Personalised treatment is the key to fewer side effects and longer survival rates when it comes to treating cancer, writes CLAIRE O'CONNELL
THERE WAS a time when people spoke of looking for “the” cure for cancer, as if it were a singular thing. But we now know that often the most effective chemotherapy approaches are not one-size-fits-all.
Instead, they can involve profiling the person’s cancer at a molecular level and then etching the tumour’s name on the bullet with “personalised” drug regimes.
The move towards getting up close and more personal about cancer treatment goes back to the 1970s when it became apparent that some cancers responded better to treatments than others, according to Dr Seamus O’Reilly, a consultant oncologist at Cork’s Mercy and South Infirmary Victoria Hospitals.
“There were enormous advances in leukaemia and testicular cancer treatment, yet for patients with advanced disease like lung or bowel cancer, we seemed to have met a brick wall in that they didn’t respond as well to treatment,” he says.
“Then came a focus on why this was happening – why weren’t our treatments more effective, why weren’t we able to get better results?
“That led to genetic studies that showed cancer was complex, and there were multiple genetic changes in cancer which prevented them from responding to treatment.”
On the face of it, those tricky genetic changes and the range of differences between individual cancers sound like they should be bad news for finding treatments to tackle the disease.
But, in practice, studies have been able to identify molecular signatures of individual tumours and custom-design treatments to attack them more directly. The upshot is hopefully fewer side effects and longer survival for the patient.
A poster-child for the personalised approach is herceptin, a “smart” drug to target and block the growth of breast tumours that overexpress a gene called her-2.
An international trial (which involved patients at Irish centres) showed that if you profile tumours to find the 25 per cent that come up as her-2 positive and use herceptin when treating them, the results for those patients are likely to be markedly better.
“I was at the meeting where the results of that study were presented and the significant reduction in relapse rate of the patients was phenomenal,” recalls O’Reilly.
“Also the other thing that impressed was that in these patients when their cancer spread, it had traditionally been very difficult to treat, but now we found that when we treated them, if you added herceptin to chemotherapy the success rate was much greater.”
Working out the molecular kinks of tumours has even opened up new ways to treat challenging conditions such as gastrointestinal stromal tumours (Gist), which previously had poor success rates with standard chemotherapy, according to O’Reilly.
Research identified that an enzyme called C-kit wasn’t functioning properly in Gist tumours, and a drug called Glivec – which is also used as a treatment for chronic myeloid leukaemia – could address the problem.
“That has had a significant impact,” says O’Reilly. “There are few side effects and you can continue it long term.”
Another important “biomarker” is the K-ras gene in colorectal cancer.
Mutations in the K-ras gene can signal when a patient won’t respond well to particular chemotherapy agents. If identified, it means patients may be spared the side effects of a treatment regime that is not likely to be effective, explains O’Reilly.
“We couldn’t identify this in the past, but now by prospectively identifying it, you can prevent people getting treatment that won’t benefit them,” he says.

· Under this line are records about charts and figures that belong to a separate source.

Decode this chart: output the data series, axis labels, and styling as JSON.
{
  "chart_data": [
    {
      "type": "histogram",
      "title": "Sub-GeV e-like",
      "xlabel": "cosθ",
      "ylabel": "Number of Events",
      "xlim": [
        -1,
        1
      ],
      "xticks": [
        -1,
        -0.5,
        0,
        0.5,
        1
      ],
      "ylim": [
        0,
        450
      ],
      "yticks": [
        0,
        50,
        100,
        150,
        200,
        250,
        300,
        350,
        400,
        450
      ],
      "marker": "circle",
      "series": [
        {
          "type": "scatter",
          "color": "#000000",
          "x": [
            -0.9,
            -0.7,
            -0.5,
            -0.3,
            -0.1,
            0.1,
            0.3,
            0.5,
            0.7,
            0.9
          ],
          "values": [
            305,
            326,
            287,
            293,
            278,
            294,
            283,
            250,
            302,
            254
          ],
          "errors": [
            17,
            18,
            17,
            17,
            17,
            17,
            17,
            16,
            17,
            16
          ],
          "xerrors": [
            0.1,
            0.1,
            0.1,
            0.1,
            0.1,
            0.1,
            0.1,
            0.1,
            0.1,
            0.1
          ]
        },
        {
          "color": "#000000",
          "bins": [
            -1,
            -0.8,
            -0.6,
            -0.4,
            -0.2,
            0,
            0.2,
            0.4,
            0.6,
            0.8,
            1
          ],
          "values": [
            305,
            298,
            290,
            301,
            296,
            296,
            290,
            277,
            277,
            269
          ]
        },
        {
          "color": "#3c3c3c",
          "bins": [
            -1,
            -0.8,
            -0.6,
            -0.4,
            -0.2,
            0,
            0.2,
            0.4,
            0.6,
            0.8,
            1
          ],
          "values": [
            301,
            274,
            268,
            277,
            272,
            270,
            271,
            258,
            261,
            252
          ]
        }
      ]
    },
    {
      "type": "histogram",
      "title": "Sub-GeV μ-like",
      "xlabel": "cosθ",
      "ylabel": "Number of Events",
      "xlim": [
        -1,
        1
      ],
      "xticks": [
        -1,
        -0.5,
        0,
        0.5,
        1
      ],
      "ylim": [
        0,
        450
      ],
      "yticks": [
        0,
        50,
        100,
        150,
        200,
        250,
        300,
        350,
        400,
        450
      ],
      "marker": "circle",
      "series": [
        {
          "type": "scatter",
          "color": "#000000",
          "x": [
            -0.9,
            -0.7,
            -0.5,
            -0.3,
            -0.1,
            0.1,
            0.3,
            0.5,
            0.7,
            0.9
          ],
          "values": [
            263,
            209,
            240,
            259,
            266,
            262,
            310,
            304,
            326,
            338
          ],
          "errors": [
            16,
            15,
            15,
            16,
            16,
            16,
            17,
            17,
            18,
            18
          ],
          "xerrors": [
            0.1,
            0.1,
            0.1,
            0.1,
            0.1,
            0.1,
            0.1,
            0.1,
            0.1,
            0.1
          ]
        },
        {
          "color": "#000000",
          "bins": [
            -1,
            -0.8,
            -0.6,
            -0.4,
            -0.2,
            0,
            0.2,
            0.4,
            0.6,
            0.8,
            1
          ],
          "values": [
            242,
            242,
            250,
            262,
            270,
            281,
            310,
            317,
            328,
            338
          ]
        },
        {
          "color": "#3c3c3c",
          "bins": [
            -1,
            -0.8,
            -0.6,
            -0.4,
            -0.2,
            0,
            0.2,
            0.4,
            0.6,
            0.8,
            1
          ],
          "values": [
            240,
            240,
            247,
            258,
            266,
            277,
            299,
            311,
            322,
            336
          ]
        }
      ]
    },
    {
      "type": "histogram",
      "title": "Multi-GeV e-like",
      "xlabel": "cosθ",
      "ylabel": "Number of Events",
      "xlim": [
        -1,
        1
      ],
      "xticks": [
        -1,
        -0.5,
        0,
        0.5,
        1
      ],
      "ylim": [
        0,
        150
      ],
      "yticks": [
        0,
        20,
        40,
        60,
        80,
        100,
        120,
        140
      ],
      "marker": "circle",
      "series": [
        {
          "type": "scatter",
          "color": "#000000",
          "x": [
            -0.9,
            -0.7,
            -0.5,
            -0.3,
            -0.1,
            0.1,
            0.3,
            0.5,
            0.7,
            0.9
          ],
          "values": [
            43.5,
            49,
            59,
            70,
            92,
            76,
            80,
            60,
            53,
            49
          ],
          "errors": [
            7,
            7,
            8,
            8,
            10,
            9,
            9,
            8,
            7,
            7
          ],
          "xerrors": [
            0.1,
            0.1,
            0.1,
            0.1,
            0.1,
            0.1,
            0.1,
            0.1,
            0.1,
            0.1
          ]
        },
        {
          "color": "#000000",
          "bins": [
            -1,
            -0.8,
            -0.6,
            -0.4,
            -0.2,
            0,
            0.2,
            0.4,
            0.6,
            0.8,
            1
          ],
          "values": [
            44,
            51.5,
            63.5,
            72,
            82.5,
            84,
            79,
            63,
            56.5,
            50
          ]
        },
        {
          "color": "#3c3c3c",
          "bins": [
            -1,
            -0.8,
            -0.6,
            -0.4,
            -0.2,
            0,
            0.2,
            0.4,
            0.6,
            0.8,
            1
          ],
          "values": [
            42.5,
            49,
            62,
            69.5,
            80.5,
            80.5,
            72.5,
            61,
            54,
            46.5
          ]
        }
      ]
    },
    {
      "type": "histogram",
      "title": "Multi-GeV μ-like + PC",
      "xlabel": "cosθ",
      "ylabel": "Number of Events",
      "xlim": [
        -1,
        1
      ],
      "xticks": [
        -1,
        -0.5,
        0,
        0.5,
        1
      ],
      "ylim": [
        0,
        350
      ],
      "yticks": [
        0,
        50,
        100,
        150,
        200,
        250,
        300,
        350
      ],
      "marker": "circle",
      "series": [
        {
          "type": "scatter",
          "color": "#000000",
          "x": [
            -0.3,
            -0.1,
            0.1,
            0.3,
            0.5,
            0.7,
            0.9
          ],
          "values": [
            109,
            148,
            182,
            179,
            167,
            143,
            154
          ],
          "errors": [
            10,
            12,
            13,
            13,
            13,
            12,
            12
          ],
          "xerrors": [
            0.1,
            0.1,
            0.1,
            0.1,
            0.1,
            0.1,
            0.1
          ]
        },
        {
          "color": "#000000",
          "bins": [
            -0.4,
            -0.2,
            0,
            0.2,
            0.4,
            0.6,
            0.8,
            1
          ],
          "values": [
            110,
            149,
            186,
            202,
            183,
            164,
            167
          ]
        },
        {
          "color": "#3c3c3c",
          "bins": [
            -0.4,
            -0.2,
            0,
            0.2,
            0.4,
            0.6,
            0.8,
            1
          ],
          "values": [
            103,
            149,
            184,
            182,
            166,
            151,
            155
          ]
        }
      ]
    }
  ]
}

At present, samples from Cork are sent to England to be tested for K-ras mutations, and O’Reilly believes it would make sense for Ireland to have a centralised lab for this kind of testing.
“We have a lot of medical schools and university hospitals, and it may be that resources should be pooled, that in a time of financial constraint we should have a reference molecular pathology lab,” he says, noting that personalised cancer treatments are continuing to develop.
“More and more of these drugs are going to be coming down the line, and testing will refine who will and won’t benefit from treatment,”according to O’Reilly.